Folha de S. Paulo


Para cliente, preço ofusca problemas de produto contrabandeado

A estudante Thais Borin Cavalheiro veio de longe e tenta aproveitar o tempo e o dinheiro ao máximo. Na sacola já tem relógio, capa de celular, roupas, bijuterias, tocador de MP3 e pau de selfie.

"A gente sabe que [os produtos] são ilegais. Temos essa certeza, a gente vive do lado do Paraguai. Mesmo assim, compensa pelos preços", diz a estudante, que está com amigos e carrega a câmera fotográfica nas mãos para registrar alguns momentos nas disputadas lojas da região da rua 25 de Março, no centro da capital paulista.

Thais mora em Dourados (MS), cidade próxima de uma das portas de entrada de mercadoria contrabandeadas: o município de Ponta Porã, que fica perto da fronteira com o Paraguai.

Ainda que acostumada com o comércio de produtos ilegais e preços mais acessíveis nas ruas de Dourados, ela se surpreende com a quantidade de produtos ofertados na 25 de Março e cede a várias tentações.

Se tivesse comprado os produtos que carrega na sacola em shopping-centers ou lojas de departamento, gastaria no mínimo o triplo do valor desembolsado.

"Todo mundo fala [da região da 25] tanto lá [em Dourados] quanto aqui em São Paulo. A recomendação é sempre essa: quer comprar? Vai na 25", diz Thais.

Os preços das mercadorias na 25 de Março atraem pessoas de vários Estados brasileiros. A vendedora Ismeny França, 28, se acostumou com as viagens de São Luís (MA) para São Paulo. Normalmente, ela fica em São Paulo de 4 a 5 dias até garantir um bom estoque para revenda na capital maranhense.

"A passagem desta vez foi um pouco cara, mas compensa pagar a passagem e comprar aqui para depois revender", afirma.

Editoria de Arte/Folhapress

SEM CONTROLE

As mercadorias são mais baratas porque não embutem impostos, mas quase sempre ficam aquém também na qualidade.

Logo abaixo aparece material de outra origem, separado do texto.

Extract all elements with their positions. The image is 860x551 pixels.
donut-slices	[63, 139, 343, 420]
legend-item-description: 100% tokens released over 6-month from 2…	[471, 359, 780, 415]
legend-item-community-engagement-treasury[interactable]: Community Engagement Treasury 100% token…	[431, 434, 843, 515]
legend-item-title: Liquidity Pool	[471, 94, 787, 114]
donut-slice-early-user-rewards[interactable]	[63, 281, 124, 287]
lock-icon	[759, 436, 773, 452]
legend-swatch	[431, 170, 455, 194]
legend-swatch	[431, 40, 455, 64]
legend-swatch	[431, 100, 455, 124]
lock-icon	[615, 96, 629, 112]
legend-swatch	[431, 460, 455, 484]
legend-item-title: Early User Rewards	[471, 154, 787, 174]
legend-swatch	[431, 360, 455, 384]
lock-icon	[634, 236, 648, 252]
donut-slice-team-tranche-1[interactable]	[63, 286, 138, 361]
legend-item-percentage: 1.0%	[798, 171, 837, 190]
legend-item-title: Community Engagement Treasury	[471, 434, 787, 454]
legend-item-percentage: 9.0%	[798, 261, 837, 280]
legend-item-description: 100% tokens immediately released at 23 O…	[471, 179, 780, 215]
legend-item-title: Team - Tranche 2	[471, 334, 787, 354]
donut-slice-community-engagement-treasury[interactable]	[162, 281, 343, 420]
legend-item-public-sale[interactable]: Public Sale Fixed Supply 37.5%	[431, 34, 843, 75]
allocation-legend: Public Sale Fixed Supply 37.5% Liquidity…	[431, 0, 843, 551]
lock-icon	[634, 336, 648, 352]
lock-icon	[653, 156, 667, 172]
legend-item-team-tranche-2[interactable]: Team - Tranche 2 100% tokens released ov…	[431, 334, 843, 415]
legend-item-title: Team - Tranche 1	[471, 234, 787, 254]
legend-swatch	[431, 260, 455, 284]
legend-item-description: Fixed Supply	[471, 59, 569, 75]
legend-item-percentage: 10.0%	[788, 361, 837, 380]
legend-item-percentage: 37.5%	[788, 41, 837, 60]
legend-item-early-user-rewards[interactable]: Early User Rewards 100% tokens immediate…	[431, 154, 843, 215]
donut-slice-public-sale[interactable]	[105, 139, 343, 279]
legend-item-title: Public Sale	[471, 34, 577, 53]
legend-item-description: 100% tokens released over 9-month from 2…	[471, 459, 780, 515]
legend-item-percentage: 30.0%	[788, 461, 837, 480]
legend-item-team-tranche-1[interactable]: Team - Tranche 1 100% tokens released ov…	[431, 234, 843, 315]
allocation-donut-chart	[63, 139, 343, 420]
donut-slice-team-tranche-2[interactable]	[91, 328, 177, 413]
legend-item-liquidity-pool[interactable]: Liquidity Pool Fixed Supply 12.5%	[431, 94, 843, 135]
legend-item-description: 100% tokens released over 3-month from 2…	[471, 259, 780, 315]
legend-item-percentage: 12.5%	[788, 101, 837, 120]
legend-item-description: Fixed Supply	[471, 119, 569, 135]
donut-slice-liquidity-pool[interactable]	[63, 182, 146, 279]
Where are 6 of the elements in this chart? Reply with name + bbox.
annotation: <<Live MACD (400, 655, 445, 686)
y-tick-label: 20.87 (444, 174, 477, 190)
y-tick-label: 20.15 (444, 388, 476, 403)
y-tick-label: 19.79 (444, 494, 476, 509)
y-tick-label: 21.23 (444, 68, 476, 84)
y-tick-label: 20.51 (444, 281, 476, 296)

Muitos dos produtos contrabandeados são produzidos sem controle nem garantias, podendo, em casos extremos, causar contaminação, sufocamento ou intoxicação fatais.

Em alguns casos, são manufaturadas por pessoas que trabalham em condições análogas à escravidão; mais horas de produção e menores salários garantem a margem ao barateamento dos produtos e mercadorias.

Alheia ao problema, a vendedora Ismeny diz que precisa estar atenta para garantir qualidade no estoque para revenda. "Algumas coisas são de boa qualidade, outras não. Tem que ter muito cuidado e procurar mesmo, examinar o produto. O cliente vai exigir."

Além do preço mais baixo, outro motivo que leva à compra de mercadorias contrabandeadas é o fato de que, para grande parte dos consumidores, a prática não é injusta.

"Ninguém hesita em cometer ilegalidades se a lei parece injusta", disse o psicanalista e colunista da Folha Contardo Calligaris durante o fórum "O Contrabando no Brasil", promovido pela Folha nos últimos dias 18 e 19. "No Brasil os preços são caros, e há leis contraditórias", completa.